根據《行政訴訟法典》第28條第1款規定,對產生對外效力而不受必要行政申訴約束之行政行為,可提起司法上訴。
按照 Viriato Lima 及 Álvaro Dantas 的教導: “Para que um acto administrativo seja contenciosamente recorrível é ainda indispensável, (...), que o mesmo não se encontre sujeito a impugnação administrative necessária, ou seja, exige-se que o acto seja verticalmente definitive, (...), “para determinar se um acto é ou não definitive tem apenas de se analisar quem foi o seu autor e no uso de que tipo de competência o praticou. Tratando-se de um órgão colocado no nível supremo dentro da pessoa colectiva em que se insere, por não existir qualquer superior hierárquico, o acto seria sempre definitivo, o mesmo se passando com os actos dos órgãos independentes; se autor do acto for um órgão subalterno, tem de se analisar o tipo de competência que com a prática do mesmo se exerceu, uma vez que os actos praticados ao abrigo de competência exclusiva (própria ou delegada) são ainda definitivos, só não o sendo aqueles praticados ao abrigo de uma competência concorrente com o superior hierárquico”.”1
另一方面,終審法院曾在第10/2014號合議庭裁判中指出:“一、如在某個法人中,多個機關或人員負責同一項事宜,彼此之間形成位階,則每個機關或人員的權力按照他們各自在位階中所處的相對位置而決定。原則上,上級的權限包含下屬的權限,下屬擁有獨立於其上級權限之外的專屬權限屬例外情況。(...) 三、這樣,根據上級權限包含下屬權限的一般規則,治安警察局局長所行使的是其本身、但非專屬的權限,與其上級共同擁有該權限。四、根據《行政訴法典》第28條第1款的規定,針對作為保安司司長下屬的治安警察局局長作出的行為尚不能提起司法上訴,應首先對其提起必要行政申訴。”
依據上述學術及司法見解,我們來分析本案的情況。
被訴行為是被訴實體地圖繪製暨地籍局局長依據第 3/94/M 號法令第 18條對相關地籍圖資料作出的更正決定;根據該法令第1條,地圖繪製暨地籍局有權限製作及保存本地區土地幾何地籍,並對其保持最新資料;然而,該法令沒有規定相關行為屬地圖繪製暨地籍局局長的專屬權限。

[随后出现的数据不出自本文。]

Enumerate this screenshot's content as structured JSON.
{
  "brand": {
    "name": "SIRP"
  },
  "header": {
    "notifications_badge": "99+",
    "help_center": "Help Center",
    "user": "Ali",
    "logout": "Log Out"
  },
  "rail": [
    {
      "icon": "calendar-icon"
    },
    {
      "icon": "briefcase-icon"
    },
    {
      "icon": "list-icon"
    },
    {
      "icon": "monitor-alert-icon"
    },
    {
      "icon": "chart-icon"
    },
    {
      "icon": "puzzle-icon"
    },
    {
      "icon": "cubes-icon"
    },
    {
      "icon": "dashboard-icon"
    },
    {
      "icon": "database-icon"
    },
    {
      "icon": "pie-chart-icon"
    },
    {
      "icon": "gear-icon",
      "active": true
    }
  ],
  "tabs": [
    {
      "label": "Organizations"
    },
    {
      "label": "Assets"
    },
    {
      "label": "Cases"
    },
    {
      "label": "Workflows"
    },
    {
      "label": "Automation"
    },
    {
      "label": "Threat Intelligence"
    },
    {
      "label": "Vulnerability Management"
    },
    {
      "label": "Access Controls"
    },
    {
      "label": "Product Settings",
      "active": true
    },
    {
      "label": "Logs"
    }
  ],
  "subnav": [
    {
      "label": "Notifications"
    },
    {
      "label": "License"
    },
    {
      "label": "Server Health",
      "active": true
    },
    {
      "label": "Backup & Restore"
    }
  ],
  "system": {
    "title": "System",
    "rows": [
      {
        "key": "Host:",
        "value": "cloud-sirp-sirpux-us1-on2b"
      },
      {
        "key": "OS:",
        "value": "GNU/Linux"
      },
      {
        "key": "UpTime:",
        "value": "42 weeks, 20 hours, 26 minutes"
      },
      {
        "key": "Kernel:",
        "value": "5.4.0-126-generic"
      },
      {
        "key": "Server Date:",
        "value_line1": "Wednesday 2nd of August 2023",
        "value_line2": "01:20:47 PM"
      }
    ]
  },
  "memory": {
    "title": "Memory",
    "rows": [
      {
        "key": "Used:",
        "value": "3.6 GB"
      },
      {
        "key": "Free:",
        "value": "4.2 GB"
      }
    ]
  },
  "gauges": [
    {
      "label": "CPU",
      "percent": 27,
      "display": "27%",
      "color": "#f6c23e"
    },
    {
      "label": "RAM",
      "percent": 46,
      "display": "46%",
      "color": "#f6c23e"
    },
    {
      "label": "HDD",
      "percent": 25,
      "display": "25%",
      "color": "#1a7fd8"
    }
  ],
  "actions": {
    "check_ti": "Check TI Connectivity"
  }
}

地圖繪製暨地藉局隸屬於運輸工務司;根據第 70/93/M 號法令第1條,地圖繪製暨地籍局為澳門特別行政區行政當局之技術輔助機構,言則,地圖繪製暨地籍局不具備行政自治權,其領導作出確定的行政行為之權力取決於上級授權。
除非有任何遺漏,未見存在涉及第3/94/M 號法令的授權行為。
儘管司法上訴人主張被訴行為沾有無效瑕疵,唯無效瑕疵僅排除提出司法上訴的期限,以及屬可依職權審理之問題,但不賦予被訴行為必然具備垂直確定性。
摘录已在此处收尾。